7) Knowledge abstraction (`services/knowledge.py`)

get_agent_knowledge() wraps LanceDB with native Agno Knowledge when possible.

Key behavior:

requires OpenAI API key
reuses same database/table as retrieval (lancedb/sources)
on Windows, prefers vector search for stability over hybrid index mutation behavior
if initialization fails, returns None and app falls back to manual retrieval

8) Source lifecycle end-to-end

Source added in UI (upload/search/connector/note/studio output)
Source metadata persisted in sources.json
Source body (if available) chunked and indexed in LanceDB
Chat retrieval queries top chunks for each prompt
Citation policy appends source references into final assistant response

9) Chat persistence lifecycle

Session ID initialized in app state
existing chat_history/<session>.json loaded (or welcome message used)
every appended message persisted to session history JSON
assistant messages may include:
serialized tool calls
structured trace/telemetry
image references

This allows full chat restoration on rerun.

10) Studio and notes lifecycle

10.1 Studio outputs

Generated output payload is normalized to include:

content
sources
generated_at
optional image_path

Persisted to studio_outputs.json and displayed in ordered section.

10.2 Notes

Notes can come from:

chat response "save to note"
all-sources summary pin
manual note add dialog

Persisted in studio_notes.json, with actions for rename/delete/download/promote to source.

11) Connector data flow

Current connectors are mock abstractions in services/connectors.py.

Flow:

user selects connector slugs
cached results returned unless refresh requested
otherwise connector fetch runs and cache is updated
selected entries can be promoted into source list

Connector cache format is JSON and stored in connector_cache.json.

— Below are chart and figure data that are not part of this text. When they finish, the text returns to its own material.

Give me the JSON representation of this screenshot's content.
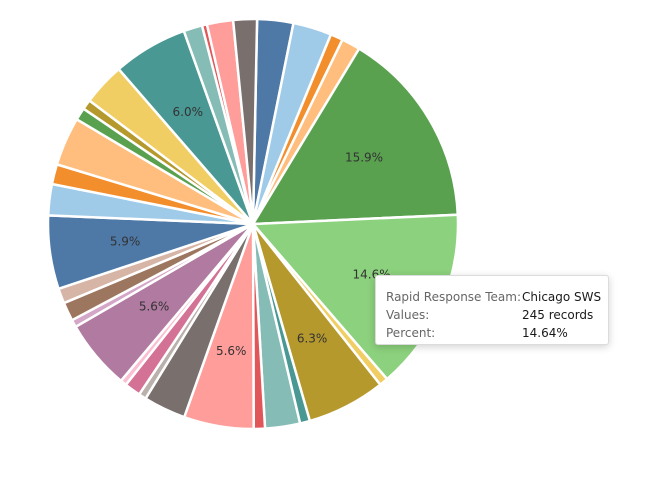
{
  "chart_data": {
    "type": "pie",
    "slices": [
      {
        "percent": 2.9,
        "color": "#4e79a7",
        "label": ""
      },
      {
        "percent": 3.1,
        "color": "#a0cbe8",
        "label": ""
      },
      {
        "percent": 1.0,
        "color": "#f28e2b",
        "label": ""
      },
      {
        "percent": 1.5,
        "color": "#ffbe7d",
        "label": ""
      },
      {
        "percent": 15.9,
        "color": "#59a14f",
        "label": "15.9%"
      },
      {
        "percent": 14.64,
        "color": "#8cd17d",
        "label": "14.6%"
      },
      {
        "percent": 0.7,
        "color": "#f1ce63",
        "label": ""
      },
      {
        "percent": 6.3,
        "color": "#b6992d",
        "label": "6.3%"
      },
      {
        "percent": 0.8,
        "color": "#499894",
        "label": ""
      },
      {
        "percent": 2.8,
        "color": "#86bcb6",
        "label": ""
      },
      {
        "percent": 0.9,
        "color": "#e15759",
        "label": ""
      },
      {
        "percent": 5.6,
        "color": "#ff9d9a",
        "label": "5.6%"
      },
      {
        "percent": 3.4,
        "color": "#79706e",
        "label": ""
      },
      {
        "percent": 0.6,
        "color": "#bab0ac",
        "label": ""
      },
      {
        "percent": 1.3,
        "color": "#d37295",
        "label": ""
      },
      {
        "percent": 0.5,
        "color": "#fabfd2",
        "label": ""
      },
      {
        "percent": 5.6,
        "color": "#b07aa1",
        "label": "5.6%"
      },
      {
        "percent": 0.6,
        "color": "#d4a6c8",
        "label": ""
      },
      {
        "percent": 1.5,
        "color": "#9d7660",
        "label": ""
      },
      {
        "percent": 1.2,
        "color": "#d7b5a6",
        "label": ""
      },
      {
        "percent": 5.9,
        "color": "#4e79a7",
        "label": "5.9%"
      },
      {
        "percent": 2.5,
        "color": "#a0cbe8",
        "label": ""
      },
      {
        "percent": 1.6,
        "color": "#f28e2b",
        "label": ""
      },
      {
        "percent": 3.9,
        "color": "#ffbe7d",
        "label": ""
      },
      {
        "percent": 1.0,
        "color": "#59a14f",
        "label": ""
      },
      {
        "percent": 0.8,
        "color": "#b6992d",
        "label": ""
      },
      {
        "percent": 3.4,
        "color": "#f1ce63",
        "label": ""
      },
      {
        "percent": 6.0,
        "color": "#499894",
        "label": "6.0%"
      },
      {
        "percent": 1.5,
        "color": "#86bcb6",
        "label": ""
      },
      {
        "percent": 0.4,
        "color": "#e15759",
        "label": ""
      },
      {
        "percent": 2.1,
        "color": "#ff9d9a",
        "label": ""
      },
      {
        "percent": 1.9,
        "color": "#79706e",
        "label": ""
      }
    ]
  },
  "tooltip": {
    "rows": [
      {
        "key": "Rapid Response Team:",
        "value": "Chicago SWS"
      },
      {
        "key": "Values:",
        "value": "245 records"
      },
      {
        "key": "Percent:",
        "value": "14.64%"
      }
    ]
  }
}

12) Operational considerations

12.1 Local data location

Use HALO_DATA_DIR to isolate data per environment (dev/test/staging).

12.2 Secret handling

keep API keys in .streamlit/secrets.toml or environment variables
do not commit secrets

12.3 OneDrive/Windows considerations

Repository and data paths under OneDrive can affect file locking/index operations.

Current mitigations include:

safe temp-file cleanup retries in parsers
vector search fallback in knowledge module on Windows

13) Backup and cleanup guidance

Recommended for operators:

Back up JSON files + lancedb/ together.
Keep session history files if auditability matters.
If rebuilding index, keep sources.json and re-run ingestion/indexing path.
Validate retrieval quality after any index migration.

14) Known limitations

Connector/web search are currently mock implementations.
Embedding fallback without OpenAI key is deterministic but not semantically meaningful.
Studio export formats beyond markdown are placeholder-quality in current implementation.

These are active areas for progressive hardening as tracked in backlog and internal PRDs.